MLServer icon indicating copy to clipboard operation
MLServer copied to clipboard

Add support for nan values in PandasCodec

Open Pappol opened this issue 1 year ago • 7 comments

PandasCodec does not support null values well at all, the method can_encode is completely misleading by just checking if it is a dataframe.

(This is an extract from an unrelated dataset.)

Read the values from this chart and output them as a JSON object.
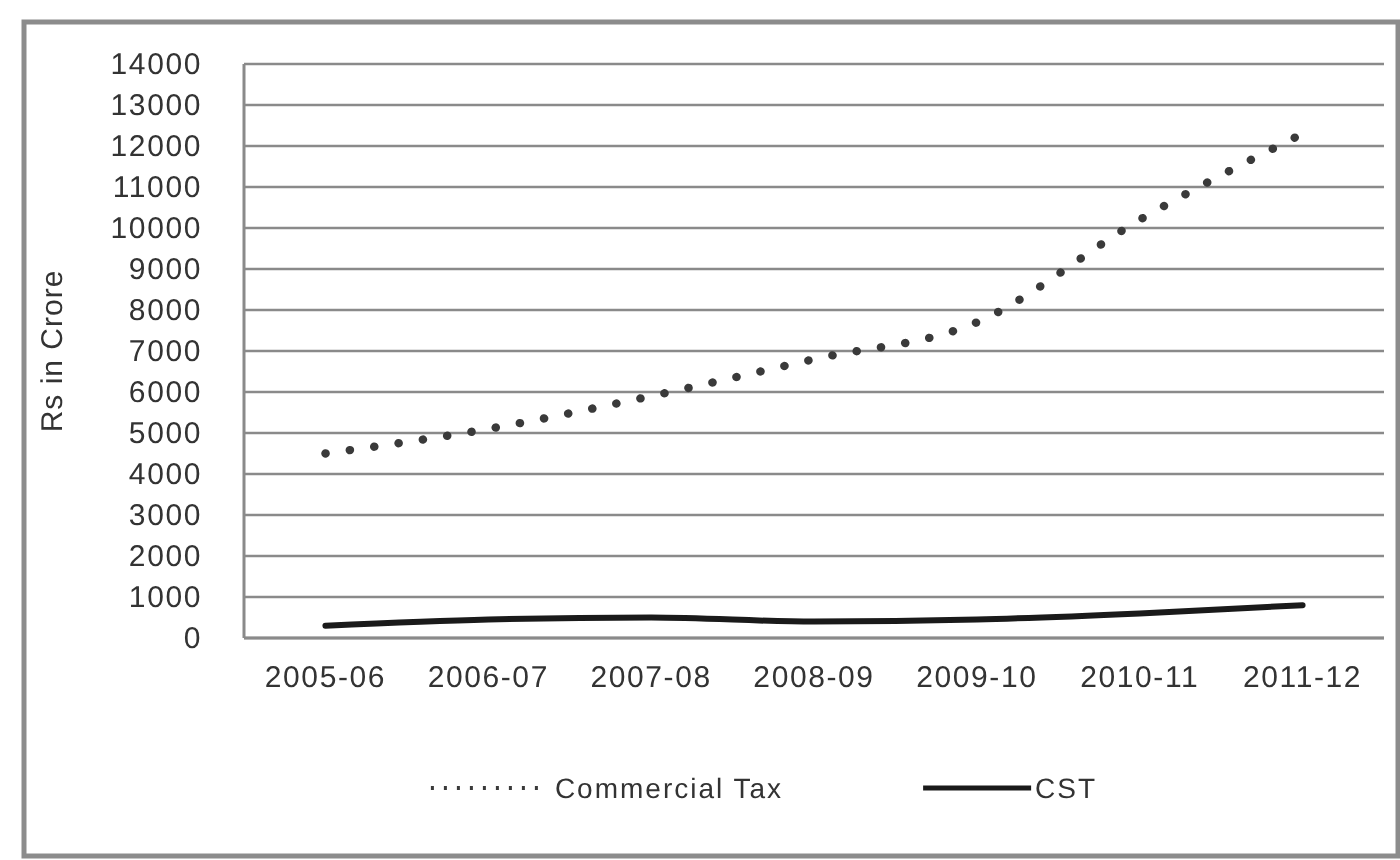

Pappol avatar May 07 '24 12:05 Pappol

Thanks for raising this @Pappol

json serialization is wrong as well:

import pandas as pd
from mlserver.codecs.pandas import PandasCodec

df = pd.DataFrame({'foo': [None, 1.0]})
PandasCodec.encode_request(df).json()

serialized request:

{
    "parameters": {
        "content_type": "pd"
    },
    "inputs": [
        {
            "name": "foo",
            "shape": [
                2,
                1
            ],
            "datatype": "FP64",
            "data": [
                NaN,
                1.0
            ]
        }
    ]
}

btw, In case anyone else is facing the same issue, this is my quick-n-dirty way to handle it:

import pandas as pd
from mlserver.types import InferenceRequest

def replace_nan_with_none(inference_request: InferenceRequest) -> InferenceRequest:
    for i, _input in enumerate(inference_request.inputs):
        for ii, v in enumerate(_input.data.__root__):
            if pd.isna(v):
                inference_request.inputs[i].data.__root__[ii] = None
    return inference_request

sp1thas avatar Jun 13 '24 22:06 sp1thas

Main issue is with dates data types

Pappol avatar Jun 14 '24 04:06 Pappol

Hi @sp1thas -- Thanks for bringing this up and for showing your workaround. I will assign this to myself and have a look at what exactly is causing this.

@Pappol -- Do you have a reproducible example of the behaviour you are experiencing?

ramonpzg avatar Jul 24 '24 11:07 ramonpzg

Hey @ramonpzg , I've also took a look in the meanwhile and I've opened #1893 . Could you review it? Looking forward for your input.

sp1thas avatar Aug 28 '24 13:08 sp1thas

The serialization issue with np.nan is tackled since 1.4.0 and https://github.com/SeldonIO/MLServer/pull/1346 .

sp1thas avatar Sep 05 '24 18:09 sp1thas

The change only fixes the Problem with nan values. As soon you have any text data with None value it breaks: This problem occurs as soon as there is an attempt to pass any non-numeric values. For instance, I have a df that contains text values, some of which can be None. A fix would be to check for float values in mlserver/codecs/numpy.py row 109: if isinstance(val, float) and np.isnan(val)

bwallima avatar Oct 14 '24 12:10 bwallima

@bwallima many thanks for the comment, we welcome contributions to mlserver. Feel free to raise a PR with this change.

sakoush avatar Oct 23 '24 07:10 sakoush